«Les règles du Mikado»: La petite et le vieux

C’est une rencontre improbable, a priori, comme le sont souvent les vraies rencontres.

Dans les Alpes italiennes, près de la frontière avec la Slovénie, un vieil horloger qui campe en solitaire dans les montagnes voit sa routine d’hiver bouleversée par l’irruption dans sa tente d’une squatteuse de 15 ans. Une jeune tsigane en rupture de ban qui a décidé de fuir sa communauté en refusant le mariage forcé qui l’attendait.

Une Rom « sauvage, agressive, en fuite », dira-t-elle plus tard d’elle-même, dont la famille possédait un ours savant et pratiquait la contrebande.

L’homme — qui a créé une fondation venant en aide aux sans-abri après s’être enrichi dans l’horlogerie — offre l’hospitalité à l’adolescente et va même décider de la protéger. Suivra une sorte de doux duel, entre taquinerie et complicité, avec une première partie constituée de nombreux dialogues, sur les hommes et la vie, l’amour, la vieillesse. « Être vieux, c’est comme bivouaquer tout en haut du bois, là où les arbres sont moins denses et où il y a plus de lumière. »

Ou encore sur la perception du temps : « Les montres sont des instruments de mesure, mais le temps c’est autre chose. Il va aussi bien au ralenti qu’à toute vitesse. »

Les deux protagonistes échangent leurs connaissances. Elle lui apprend des choses pratiques, il lui apprend à lire. C’est le premier acte du nouveau roman d’Erri De Luca, Les règles du Mikado.

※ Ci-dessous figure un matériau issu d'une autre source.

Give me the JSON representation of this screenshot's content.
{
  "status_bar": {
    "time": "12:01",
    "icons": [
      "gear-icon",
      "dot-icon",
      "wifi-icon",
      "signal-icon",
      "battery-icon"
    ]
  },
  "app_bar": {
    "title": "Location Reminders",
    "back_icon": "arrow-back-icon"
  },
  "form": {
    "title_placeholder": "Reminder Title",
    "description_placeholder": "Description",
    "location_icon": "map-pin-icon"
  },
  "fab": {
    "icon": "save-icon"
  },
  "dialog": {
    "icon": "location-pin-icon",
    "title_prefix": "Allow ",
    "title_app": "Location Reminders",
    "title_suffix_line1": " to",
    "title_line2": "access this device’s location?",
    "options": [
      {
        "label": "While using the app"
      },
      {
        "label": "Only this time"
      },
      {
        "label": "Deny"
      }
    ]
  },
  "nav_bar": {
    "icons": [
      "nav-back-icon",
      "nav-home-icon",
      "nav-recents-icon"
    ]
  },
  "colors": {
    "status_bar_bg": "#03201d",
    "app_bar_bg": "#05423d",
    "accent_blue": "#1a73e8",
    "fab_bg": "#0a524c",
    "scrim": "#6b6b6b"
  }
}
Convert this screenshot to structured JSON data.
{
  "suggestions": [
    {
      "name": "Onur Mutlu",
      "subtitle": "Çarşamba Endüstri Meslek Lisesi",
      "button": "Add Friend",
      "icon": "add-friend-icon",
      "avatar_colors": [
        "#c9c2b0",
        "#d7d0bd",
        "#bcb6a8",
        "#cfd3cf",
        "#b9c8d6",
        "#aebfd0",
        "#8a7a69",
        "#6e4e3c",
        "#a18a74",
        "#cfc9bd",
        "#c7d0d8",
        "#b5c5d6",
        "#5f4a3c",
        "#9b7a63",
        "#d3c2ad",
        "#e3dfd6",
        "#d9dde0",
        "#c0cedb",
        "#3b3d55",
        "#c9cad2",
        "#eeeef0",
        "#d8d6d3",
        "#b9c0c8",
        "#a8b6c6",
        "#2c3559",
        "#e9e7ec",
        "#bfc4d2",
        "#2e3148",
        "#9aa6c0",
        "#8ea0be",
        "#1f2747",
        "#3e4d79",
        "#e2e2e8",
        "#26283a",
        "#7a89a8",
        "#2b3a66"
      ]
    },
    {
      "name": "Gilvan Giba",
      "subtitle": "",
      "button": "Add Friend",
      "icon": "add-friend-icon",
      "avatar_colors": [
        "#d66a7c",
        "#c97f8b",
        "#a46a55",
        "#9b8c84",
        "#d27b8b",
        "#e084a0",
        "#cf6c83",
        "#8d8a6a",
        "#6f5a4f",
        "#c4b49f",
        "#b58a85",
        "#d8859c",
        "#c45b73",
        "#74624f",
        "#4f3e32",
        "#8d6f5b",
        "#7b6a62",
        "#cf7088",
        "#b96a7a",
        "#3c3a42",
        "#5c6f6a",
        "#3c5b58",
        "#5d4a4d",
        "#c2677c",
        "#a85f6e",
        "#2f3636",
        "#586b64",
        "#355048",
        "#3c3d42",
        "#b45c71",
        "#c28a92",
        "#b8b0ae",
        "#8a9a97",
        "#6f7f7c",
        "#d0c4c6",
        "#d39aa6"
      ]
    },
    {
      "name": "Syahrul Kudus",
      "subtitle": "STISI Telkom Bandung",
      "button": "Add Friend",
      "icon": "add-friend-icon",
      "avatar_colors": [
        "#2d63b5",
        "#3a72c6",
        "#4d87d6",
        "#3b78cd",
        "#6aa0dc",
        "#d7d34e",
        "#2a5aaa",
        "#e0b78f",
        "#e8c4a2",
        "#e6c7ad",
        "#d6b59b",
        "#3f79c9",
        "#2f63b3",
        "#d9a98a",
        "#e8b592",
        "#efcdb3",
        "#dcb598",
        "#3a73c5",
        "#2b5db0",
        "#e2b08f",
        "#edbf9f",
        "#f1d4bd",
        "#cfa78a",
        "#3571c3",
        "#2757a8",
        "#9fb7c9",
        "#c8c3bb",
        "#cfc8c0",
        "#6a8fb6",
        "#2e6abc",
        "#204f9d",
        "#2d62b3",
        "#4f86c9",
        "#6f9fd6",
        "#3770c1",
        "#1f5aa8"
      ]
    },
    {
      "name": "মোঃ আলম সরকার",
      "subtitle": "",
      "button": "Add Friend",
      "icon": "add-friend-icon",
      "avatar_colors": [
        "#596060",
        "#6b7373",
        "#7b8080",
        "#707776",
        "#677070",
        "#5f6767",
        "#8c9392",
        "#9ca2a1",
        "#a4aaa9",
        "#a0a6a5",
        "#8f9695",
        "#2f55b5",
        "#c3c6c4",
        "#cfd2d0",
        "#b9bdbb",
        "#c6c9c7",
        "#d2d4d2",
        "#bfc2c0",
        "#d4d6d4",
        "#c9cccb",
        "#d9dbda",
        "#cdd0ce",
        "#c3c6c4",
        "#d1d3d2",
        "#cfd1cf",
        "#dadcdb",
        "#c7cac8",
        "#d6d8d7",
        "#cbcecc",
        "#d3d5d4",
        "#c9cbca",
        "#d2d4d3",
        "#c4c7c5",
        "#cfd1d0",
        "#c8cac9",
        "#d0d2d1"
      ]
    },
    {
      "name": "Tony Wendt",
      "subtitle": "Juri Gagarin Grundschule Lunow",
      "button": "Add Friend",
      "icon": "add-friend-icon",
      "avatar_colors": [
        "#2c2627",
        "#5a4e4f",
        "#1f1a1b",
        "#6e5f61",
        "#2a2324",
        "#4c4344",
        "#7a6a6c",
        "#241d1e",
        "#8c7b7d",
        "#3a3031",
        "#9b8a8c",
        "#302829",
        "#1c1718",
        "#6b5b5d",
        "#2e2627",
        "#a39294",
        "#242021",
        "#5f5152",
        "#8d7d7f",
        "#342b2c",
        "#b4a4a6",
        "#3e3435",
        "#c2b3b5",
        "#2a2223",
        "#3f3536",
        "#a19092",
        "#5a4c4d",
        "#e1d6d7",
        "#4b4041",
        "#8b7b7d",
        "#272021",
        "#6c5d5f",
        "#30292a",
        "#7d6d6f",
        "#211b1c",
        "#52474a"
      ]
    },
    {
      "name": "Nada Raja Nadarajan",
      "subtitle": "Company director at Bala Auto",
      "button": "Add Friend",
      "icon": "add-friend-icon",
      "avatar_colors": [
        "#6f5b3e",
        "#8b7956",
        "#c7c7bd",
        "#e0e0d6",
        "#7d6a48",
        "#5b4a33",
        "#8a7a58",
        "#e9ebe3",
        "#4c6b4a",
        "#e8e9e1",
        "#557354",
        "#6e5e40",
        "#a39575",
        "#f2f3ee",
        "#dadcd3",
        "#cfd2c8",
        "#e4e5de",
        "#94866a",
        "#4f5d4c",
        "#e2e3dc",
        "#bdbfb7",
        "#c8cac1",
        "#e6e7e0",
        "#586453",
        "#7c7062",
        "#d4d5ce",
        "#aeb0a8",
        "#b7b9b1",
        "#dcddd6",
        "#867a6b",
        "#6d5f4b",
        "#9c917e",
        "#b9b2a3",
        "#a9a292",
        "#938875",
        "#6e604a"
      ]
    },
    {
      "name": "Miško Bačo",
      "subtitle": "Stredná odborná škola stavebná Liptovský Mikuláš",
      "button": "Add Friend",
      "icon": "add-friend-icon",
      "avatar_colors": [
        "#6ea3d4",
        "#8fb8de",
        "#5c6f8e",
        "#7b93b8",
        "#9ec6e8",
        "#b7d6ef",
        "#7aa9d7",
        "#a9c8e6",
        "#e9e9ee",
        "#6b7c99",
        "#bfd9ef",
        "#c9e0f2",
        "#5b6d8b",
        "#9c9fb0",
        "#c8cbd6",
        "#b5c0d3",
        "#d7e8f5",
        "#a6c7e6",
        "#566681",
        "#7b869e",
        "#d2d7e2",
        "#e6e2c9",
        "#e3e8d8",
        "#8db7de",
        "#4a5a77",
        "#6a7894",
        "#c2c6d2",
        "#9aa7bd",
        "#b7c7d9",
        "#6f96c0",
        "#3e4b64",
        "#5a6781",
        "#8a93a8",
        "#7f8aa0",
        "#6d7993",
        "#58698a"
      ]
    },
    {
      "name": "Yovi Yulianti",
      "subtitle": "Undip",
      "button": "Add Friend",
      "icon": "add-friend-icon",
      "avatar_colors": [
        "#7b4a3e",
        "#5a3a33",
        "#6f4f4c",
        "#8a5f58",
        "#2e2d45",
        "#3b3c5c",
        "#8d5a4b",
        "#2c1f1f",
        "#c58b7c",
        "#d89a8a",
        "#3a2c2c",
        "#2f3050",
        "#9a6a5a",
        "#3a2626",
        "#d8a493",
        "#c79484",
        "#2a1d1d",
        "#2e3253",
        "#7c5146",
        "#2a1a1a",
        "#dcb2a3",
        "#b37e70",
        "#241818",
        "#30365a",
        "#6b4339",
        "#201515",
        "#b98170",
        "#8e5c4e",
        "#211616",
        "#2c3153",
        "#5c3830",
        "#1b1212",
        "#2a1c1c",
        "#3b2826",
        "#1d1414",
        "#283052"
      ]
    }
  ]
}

Le « vieux » se passionne pour le Mikado, qu’il pratique en solitaire et auquel il va initier l’adolescente. Ce jeu d’adresse implique une quarantaine de longues baguettes effilées qu’on laisse tomber sur le parquet en éventail avant de retirer une à une les baguettes sans faire bouger les autres. On se doute bien que la métaphore n’est jamais loin. Et tout comme au Mikado, où il faut « agir sans rien faire bouger », dans la vie, il est préférable d’« agir doucement sans attirer l’attention ».

Parmi les règles du Mikado, il est aussi permis de s’aider d’une baguette pour en ramasser une autre.

Né en 1950 à Naples, dans le sud de la botte italienne, Erri De Luca est l’auteur de plusieurs petits livres souvent polis comme des galets, qui prennent régulièrement pour décor les rues, les personnages et les motifs de son enfance — Tu, mio, Le contraire de un, Acide, arc-en-ciel ou Montedidio (prix Femina étranger en 2002).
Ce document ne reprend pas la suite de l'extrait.